First media app updates appear following release of iOS 7.1; Flipboard wants your friend’s email address
Condé Nast update for Epicurious the first to mention iOS 7.1 bugs
Consumers may have quickly updated to iOS 7 when it was first released, but that doesn’t mean they liked it. Professional designs may have cheered the end of skeuomorphism, but enthusiasm turned to frustration as developers worked the bugs out of their apps.
With the recent release of iOS 7.1 the question many have is whether the update will unveil more troubles for app developers, will there be a flood of more app updates?
The first media app update to be released that mentions iOS 7.1 comes from Condé Nast. Their app, >Epicurious Recipes & Shopping List</a>, was updated just two weeks ago when they added new features to the app including print recipes via AirPrint and email sharing. That was version 4.0.2, the third update of the new year.

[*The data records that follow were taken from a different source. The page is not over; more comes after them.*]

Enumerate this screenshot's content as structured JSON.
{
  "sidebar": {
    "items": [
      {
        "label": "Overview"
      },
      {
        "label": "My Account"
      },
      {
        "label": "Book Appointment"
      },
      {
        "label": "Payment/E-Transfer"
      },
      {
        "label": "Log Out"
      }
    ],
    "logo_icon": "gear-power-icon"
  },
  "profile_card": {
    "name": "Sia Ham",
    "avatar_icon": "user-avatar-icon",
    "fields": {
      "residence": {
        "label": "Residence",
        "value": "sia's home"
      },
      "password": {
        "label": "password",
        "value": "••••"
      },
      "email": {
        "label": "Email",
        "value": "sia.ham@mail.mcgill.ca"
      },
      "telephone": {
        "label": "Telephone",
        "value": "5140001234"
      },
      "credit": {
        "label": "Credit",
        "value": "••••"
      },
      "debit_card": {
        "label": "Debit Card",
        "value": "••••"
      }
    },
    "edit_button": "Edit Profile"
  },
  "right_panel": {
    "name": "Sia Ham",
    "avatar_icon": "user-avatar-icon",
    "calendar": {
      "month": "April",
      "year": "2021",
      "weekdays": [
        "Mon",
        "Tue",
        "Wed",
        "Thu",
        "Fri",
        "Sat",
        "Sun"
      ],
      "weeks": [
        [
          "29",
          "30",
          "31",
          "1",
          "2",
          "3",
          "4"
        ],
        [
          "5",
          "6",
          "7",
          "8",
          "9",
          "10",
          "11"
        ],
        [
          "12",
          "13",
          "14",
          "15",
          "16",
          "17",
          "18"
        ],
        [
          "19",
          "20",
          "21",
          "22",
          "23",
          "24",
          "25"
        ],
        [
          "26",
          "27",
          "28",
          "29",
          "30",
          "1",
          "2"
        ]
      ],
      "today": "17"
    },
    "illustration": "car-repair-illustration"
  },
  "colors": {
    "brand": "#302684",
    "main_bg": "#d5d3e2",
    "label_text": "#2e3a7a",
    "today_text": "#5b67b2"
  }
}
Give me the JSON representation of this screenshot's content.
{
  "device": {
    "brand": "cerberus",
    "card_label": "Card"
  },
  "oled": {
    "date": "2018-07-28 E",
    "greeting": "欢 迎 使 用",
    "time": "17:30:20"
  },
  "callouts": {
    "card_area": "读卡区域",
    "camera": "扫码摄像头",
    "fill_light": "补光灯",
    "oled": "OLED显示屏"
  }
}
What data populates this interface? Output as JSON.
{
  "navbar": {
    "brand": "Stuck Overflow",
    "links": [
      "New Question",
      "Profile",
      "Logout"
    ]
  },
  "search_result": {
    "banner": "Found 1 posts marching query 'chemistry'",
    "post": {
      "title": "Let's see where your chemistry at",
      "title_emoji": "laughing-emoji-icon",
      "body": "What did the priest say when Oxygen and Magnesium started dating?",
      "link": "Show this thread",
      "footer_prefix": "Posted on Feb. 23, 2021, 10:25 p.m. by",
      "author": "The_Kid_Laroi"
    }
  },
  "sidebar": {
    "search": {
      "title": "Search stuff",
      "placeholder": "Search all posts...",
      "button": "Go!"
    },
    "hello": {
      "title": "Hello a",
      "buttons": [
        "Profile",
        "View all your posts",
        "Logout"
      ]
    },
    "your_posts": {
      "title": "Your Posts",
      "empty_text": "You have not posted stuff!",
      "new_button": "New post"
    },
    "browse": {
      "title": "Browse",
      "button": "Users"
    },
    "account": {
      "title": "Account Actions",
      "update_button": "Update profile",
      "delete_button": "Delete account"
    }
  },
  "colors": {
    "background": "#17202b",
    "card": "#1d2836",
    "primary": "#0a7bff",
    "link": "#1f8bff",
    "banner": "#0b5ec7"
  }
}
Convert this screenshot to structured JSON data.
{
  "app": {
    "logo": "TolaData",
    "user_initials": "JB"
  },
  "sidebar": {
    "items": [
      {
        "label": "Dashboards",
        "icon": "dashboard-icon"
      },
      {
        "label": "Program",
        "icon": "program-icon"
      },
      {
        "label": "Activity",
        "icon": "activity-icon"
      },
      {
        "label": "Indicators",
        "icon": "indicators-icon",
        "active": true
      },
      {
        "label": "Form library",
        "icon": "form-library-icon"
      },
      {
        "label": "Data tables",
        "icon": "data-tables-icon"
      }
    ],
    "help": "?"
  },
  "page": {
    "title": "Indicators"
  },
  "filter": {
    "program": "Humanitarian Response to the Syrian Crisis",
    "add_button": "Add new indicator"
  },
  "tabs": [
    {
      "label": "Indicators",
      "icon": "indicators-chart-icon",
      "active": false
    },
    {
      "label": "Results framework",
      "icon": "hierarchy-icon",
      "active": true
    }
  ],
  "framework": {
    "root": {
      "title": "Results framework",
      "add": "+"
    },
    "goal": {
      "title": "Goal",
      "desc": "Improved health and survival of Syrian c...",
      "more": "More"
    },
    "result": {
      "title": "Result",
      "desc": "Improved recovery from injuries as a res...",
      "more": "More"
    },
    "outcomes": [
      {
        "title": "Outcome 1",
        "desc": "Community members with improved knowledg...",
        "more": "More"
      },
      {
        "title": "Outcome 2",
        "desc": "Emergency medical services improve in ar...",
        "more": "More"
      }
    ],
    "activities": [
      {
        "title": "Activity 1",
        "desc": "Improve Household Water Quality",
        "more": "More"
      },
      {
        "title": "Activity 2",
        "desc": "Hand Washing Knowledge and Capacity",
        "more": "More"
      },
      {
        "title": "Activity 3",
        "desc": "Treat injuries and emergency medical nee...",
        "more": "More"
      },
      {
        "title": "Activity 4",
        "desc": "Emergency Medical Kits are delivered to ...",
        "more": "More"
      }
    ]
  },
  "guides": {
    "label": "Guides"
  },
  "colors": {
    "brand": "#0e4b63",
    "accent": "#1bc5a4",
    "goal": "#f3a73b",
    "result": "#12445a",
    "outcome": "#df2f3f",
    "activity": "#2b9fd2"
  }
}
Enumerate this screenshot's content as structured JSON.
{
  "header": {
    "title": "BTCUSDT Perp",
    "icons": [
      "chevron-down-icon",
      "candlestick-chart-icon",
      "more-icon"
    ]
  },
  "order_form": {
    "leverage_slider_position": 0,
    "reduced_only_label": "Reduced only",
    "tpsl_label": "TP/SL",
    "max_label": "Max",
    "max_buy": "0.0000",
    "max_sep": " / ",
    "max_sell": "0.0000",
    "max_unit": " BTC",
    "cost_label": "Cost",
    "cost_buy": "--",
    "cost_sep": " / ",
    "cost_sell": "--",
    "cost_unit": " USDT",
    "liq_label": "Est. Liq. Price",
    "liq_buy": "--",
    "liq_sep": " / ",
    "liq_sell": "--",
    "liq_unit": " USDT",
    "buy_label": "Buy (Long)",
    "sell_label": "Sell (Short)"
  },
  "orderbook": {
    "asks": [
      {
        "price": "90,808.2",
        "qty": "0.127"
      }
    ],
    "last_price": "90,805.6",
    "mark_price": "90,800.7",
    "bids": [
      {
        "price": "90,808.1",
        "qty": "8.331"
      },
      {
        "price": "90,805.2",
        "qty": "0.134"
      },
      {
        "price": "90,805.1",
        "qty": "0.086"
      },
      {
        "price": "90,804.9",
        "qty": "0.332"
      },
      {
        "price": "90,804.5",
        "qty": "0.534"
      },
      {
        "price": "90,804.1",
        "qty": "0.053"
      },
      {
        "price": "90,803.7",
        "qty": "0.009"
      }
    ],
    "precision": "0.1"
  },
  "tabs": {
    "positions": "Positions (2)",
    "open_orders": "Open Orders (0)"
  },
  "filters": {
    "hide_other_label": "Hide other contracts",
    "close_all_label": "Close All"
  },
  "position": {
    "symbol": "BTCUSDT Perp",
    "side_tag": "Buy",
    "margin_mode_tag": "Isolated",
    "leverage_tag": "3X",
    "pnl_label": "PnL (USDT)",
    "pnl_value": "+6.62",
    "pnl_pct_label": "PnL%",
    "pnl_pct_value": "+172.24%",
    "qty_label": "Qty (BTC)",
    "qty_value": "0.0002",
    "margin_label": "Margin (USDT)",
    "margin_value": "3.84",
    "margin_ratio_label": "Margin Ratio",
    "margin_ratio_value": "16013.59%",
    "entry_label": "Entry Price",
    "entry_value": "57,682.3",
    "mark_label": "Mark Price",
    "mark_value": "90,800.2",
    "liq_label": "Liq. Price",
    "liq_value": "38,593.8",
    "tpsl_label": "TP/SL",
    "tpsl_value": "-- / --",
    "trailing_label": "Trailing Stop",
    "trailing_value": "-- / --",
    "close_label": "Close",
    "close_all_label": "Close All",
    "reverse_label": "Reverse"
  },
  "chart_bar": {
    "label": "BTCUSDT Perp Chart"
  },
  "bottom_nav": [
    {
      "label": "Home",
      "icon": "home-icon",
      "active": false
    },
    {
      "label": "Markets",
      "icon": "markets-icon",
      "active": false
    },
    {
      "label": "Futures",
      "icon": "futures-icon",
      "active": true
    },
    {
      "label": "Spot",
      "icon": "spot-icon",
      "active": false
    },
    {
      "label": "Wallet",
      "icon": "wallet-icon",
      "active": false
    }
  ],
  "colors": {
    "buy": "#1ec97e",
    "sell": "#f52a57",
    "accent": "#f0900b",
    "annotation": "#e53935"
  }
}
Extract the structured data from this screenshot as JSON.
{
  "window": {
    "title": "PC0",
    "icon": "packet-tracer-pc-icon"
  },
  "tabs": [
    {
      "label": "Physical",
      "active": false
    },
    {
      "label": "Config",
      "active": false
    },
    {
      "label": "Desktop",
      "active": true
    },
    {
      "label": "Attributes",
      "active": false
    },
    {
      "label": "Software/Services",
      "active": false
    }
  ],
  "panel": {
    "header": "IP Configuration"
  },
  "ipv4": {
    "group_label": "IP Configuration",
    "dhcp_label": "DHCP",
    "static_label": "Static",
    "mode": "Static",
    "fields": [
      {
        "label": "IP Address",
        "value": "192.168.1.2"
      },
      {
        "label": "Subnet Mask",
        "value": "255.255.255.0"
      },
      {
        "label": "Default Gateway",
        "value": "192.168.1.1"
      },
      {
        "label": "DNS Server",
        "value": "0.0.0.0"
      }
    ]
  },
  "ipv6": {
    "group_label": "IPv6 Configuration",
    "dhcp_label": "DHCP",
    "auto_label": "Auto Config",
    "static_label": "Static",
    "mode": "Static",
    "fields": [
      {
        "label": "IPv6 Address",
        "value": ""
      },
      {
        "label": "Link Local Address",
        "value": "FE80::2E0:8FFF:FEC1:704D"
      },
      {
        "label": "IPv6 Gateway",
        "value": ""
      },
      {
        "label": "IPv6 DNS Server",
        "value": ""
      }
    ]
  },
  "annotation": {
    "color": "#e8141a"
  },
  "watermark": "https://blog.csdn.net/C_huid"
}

Today comes version 4.0.3 which addresses bug issues.
“Having problems after upgrading to IOS 7.1?” the app description asks. “We squashed a nasty little bug related to the update.”
Flipboard’s app update does not mention iOS 7.1, or bugs at all. Instead it is a rather veiled attempt to build their customer databases.
The latest update for the digital aggregated magazine app (they call it a “social news magazine”) says that users can now share stories with your friends through the app. “Share stories directly with your friends on Flipboard,” the app description says. “Select the red profile avatar in the share menu and enter their names or email addresses. Your friends will receive the message in Flipboard and in an email.”
It is a logical feature, though the real aim is to build that customer information database. It is aggressive, but makes sense.
In fact, one of the complaints most heard from publishers about Apple’s App Store is that Apple does not share their customer information with them. But what is odd is how often publishers build their apps without any mechanism built that encourages readers to share their names, addresses or email addresses, let alone demographic information.
Yesterday, The Loop was updated. This is the digital magazine app from tech writer Jim Dalrymple. The digital mag app was originally released in May of last year on the TypeEngine platform. But sim months later it was released using a new platform called Glide (TypeEngine is one of the 44 platforms featured in our Guide inside Tablet Publishing. Glide was far too new to get a survey form.)
The update to version 2.2 is all about platform enhancements: faster downloads, push notifications, “first launch” set-up improvements, etc. Both the old and the new app are designed based on what might be called “The Magazine” model: minimal design that works great on smartphones but feels restricted on a tablet. Most art directors designed a digital edition for tablets would like the same freedom to create intricate layouts as they do in print but know that these layouts may not work well on an iPhone, or even a small screened tablet. A simplified design like that seen in The Magazine, or Jim Dalrymple’s may be their solution.